Prove that if $\lambda$ is an eigenvalue associated to the constant vector $v \in \mathbb R^n$ of the matrix A(t) then $ x(t) = \exp(\int_0^t(\lambda(y)dy))v$ is a solution of the system $dx/dt = A(t)x$
I started by showing that if $\lambda$ is an eigenvalue associated to the matrix A then we have that $ x(t) = \exp(\int_0^t(\lambda(y)dy))v$ has a derivative equal to what is required.
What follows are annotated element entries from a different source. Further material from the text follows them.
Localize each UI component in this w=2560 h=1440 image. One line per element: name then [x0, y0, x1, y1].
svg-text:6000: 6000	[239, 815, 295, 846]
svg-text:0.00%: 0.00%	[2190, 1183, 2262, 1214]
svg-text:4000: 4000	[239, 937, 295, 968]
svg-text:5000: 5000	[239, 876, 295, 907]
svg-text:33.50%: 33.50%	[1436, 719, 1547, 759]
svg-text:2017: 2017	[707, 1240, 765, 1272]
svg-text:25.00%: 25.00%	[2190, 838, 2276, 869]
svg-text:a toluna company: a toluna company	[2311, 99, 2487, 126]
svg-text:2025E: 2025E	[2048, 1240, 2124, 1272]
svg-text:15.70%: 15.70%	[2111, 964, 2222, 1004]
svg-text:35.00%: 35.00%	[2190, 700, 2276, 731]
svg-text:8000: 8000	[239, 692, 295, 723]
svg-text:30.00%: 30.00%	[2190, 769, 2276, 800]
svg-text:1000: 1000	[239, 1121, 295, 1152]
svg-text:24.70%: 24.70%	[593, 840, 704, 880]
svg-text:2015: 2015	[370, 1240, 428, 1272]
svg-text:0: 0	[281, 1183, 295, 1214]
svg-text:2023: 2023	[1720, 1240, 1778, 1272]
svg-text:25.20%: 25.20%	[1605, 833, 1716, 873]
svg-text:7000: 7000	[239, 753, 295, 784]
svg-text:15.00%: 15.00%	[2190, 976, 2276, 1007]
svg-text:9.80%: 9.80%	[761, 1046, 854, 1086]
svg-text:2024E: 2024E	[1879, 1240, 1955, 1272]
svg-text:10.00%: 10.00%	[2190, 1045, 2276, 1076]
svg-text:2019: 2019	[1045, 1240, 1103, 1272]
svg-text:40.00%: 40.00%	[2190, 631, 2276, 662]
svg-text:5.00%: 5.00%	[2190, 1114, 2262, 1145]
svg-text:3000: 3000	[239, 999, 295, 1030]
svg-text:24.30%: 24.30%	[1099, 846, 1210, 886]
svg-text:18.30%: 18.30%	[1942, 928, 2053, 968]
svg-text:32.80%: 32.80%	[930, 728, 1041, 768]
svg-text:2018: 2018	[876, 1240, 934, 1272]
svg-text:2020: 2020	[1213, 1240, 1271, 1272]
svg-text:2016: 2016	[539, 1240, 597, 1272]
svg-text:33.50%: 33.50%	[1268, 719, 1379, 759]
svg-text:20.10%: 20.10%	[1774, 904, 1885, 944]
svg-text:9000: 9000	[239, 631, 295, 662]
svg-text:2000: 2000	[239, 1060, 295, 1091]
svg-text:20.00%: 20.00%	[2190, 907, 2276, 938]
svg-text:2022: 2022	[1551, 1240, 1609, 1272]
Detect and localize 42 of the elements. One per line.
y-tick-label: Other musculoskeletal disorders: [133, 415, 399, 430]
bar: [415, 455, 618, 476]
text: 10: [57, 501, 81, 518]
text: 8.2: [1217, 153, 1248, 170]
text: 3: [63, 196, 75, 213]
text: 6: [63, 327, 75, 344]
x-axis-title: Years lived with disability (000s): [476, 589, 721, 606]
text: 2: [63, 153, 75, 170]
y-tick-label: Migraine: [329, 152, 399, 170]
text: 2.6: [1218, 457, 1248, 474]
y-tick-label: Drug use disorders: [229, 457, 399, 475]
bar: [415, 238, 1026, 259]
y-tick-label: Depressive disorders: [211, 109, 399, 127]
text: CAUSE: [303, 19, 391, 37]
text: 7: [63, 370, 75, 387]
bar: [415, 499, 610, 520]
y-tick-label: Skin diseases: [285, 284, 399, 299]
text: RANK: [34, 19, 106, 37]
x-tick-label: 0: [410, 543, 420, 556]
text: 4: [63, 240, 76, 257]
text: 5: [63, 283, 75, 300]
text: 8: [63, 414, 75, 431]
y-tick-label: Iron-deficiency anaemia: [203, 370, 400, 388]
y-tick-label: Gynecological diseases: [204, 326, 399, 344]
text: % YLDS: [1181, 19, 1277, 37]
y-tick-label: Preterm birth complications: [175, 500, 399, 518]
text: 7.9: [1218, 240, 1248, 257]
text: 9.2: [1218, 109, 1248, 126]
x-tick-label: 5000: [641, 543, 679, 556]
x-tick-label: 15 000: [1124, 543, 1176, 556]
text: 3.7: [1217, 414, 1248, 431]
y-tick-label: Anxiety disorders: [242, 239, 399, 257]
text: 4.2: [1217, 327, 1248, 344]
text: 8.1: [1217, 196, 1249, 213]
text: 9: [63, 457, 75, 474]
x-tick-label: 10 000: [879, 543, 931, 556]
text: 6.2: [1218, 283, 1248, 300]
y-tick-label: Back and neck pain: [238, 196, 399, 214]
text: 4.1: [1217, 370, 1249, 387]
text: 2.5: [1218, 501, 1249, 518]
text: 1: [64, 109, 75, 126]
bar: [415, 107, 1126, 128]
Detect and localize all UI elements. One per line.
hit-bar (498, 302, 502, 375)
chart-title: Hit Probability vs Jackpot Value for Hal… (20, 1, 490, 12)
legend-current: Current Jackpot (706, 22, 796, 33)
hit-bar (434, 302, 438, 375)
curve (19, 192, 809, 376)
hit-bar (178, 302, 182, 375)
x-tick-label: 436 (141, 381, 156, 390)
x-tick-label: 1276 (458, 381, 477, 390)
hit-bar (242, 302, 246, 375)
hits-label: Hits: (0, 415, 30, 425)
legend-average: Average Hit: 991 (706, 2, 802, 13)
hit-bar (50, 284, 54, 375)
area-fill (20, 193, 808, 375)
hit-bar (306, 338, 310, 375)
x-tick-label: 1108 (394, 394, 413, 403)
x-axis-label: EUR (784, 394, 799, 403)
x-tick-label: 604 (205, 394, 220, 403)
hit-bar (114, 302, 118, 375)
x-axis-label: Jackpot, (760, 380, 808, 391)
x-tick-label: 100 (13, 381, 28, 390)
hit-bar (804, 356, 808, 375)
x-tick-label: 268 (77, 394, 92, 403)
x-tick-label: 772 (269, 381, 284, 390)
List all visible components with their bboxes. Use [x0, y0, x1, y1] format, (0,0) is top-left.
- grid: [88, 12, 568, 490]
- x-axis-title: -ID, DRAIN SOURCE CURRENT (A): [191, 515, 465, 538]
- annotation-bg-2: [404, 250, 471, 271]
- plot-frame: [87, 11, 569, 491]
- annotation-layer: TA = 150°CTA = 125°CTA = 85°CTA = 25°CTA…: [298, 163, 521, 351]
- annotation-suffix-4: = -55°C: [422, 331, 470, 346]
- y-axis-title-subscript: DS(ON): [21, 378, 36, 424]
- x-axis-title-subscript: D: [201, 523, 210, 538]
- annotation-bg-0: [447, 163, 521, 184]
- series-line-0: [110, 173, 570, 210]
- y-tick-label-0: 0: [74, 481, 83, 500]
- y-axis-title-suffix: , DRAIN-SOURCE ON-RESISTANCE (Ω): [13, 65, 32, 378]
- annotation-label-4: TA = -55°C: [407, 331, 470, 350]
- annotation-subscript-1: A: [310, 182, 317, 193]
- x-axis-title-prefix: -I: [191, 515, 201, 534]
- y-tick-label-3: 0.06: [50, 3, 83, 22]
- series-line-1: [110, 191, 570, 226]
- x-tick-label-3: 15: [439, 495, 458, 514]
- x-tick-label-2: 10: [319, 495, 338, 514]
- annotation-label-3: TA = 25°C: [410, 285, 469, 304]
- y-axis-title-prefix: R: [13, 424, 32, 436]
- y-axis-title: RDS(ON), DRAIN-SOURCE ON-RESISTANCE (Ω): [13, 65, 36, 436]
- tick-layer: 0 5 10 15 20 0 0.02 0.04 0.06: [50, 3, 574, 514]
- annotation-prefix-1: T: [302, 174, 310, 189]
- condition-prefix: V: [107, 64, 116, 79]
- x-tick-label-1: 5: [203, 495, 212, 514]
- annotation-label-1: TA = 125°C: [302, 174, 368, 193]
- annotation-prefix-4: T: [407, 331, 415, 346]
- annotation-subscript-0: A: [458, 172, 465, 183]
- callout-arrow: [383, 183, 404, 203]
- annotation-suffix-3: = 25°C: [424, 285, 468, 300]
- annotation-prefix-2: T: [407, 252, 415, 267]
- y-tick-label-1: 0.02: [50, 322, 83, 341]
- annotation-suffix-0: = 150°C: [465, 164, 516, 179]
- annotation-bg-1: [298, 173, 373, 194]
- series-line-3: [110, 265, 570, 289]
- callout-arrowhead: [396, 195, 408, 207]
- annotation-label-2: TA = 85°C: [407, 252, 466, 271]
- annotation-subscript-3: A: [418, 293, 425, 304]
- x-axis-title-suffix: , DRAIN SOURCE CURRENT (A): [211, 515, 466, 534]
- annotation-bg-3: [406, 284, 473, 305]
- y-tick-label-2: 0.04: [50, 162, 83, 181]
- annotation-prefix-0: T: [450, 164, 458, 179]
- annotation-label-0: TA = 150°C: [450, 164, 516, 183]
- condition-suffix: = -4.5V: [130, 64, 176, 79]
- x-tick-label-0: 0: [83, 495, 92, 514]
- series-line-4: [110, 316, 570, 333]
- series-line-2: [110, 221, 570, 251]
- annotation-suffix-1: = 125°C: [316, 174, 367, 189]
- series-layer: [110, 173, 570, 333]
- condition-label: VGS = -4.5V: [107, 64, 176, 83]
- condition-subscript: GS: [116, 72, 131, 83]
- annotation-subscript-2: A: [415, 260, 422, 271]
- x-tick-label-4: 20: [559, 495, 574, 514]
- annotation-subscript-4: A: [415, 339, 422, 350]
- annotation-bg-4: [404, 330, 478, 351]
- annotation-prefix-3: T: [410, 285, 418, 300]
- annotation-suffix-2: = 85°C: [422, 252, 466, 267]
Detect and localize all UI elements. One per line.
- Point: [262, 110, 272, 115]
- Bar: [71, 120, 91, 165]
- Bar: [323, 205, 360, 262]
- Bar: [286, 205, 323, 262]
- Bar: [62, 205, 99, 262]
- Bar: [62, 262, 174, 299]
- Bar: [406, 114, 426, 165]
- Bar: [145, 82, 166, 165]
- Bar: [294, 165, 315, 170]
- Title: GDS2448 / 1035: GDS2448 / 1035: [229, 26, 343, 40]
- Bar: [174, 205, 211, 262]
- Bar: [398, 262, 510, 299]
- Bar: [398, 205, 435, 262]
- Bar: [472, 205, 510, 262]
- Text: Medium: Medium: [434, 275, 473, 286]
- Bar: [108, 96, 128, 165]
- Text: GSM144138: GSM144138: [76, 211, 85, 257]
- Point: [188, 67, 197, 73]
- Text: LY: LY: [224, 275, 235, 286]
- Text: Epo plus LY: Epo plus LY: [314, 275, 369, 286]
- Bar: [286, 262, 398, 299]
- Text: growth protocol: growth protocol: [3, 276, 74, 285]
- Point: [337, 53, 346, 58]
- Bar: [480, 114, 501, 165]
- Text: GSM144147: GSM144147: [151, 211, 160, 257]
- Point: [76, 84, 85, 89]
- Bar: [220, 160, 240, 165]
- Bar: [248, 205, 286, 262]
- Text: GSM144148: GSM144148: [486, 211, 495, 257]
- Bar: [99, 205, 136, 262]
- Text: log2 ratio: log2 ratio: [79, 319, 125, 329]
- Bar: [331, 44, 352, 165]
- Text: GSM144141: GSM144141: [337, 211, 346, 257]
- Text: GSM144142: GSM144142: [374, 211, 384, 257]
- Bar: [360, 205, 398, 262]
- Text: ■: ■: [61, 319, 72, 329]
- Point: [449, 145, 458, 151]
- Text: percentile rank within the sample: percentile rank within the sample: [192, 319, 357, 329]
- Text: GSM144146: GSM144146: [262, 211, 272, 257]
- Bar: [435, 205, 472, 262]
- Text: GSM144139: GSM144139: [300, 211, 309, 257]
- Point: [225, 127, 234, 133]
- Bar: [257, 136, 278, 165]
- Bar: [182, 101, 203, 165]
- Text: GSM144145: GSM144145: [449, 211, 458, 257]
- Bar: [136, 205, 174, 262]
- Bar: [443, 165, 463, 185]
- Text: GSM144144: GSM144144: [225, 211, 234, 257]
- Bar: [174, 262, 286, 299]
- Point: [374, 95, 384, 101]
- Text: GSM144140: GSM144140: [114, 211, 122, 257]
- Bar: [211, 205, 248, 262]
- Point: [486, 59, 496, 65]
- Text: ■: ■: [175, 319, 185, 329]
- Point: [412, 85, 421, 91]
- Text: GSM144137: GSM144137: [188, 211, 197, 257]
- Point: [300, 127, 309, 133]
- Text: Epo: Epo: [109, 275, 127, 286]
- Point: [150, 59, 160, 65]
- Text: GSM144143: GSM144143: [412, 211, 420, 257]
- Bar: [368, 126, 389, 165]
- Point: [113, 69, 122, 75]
$$ x(t) = \exp\left(\int_0^t\lambda(y)dy\right)v$$ Taking the derivative with respect to $t$ you get $$\frac{dx}{dt}=\lambda(t)\exp\left(\int_0^t\lambda(y)dy\right)v$$ We can use the fact that $\lambda(t)$ and the exponential are just some numbers (functions of $t$), to write $$\begin{align}\frac{dx}{dt}&=\exp\left(\int_0^t\lambda(y)dy\right)\lambda(t)v\\&=\exp\left(\int_0^t\lambda(y)dy\right)A(t)v\\&=A(t)\exp\left(\int_0^t\lambda(y)dy\right)v\\&=A(t)x(t) \end{align}$$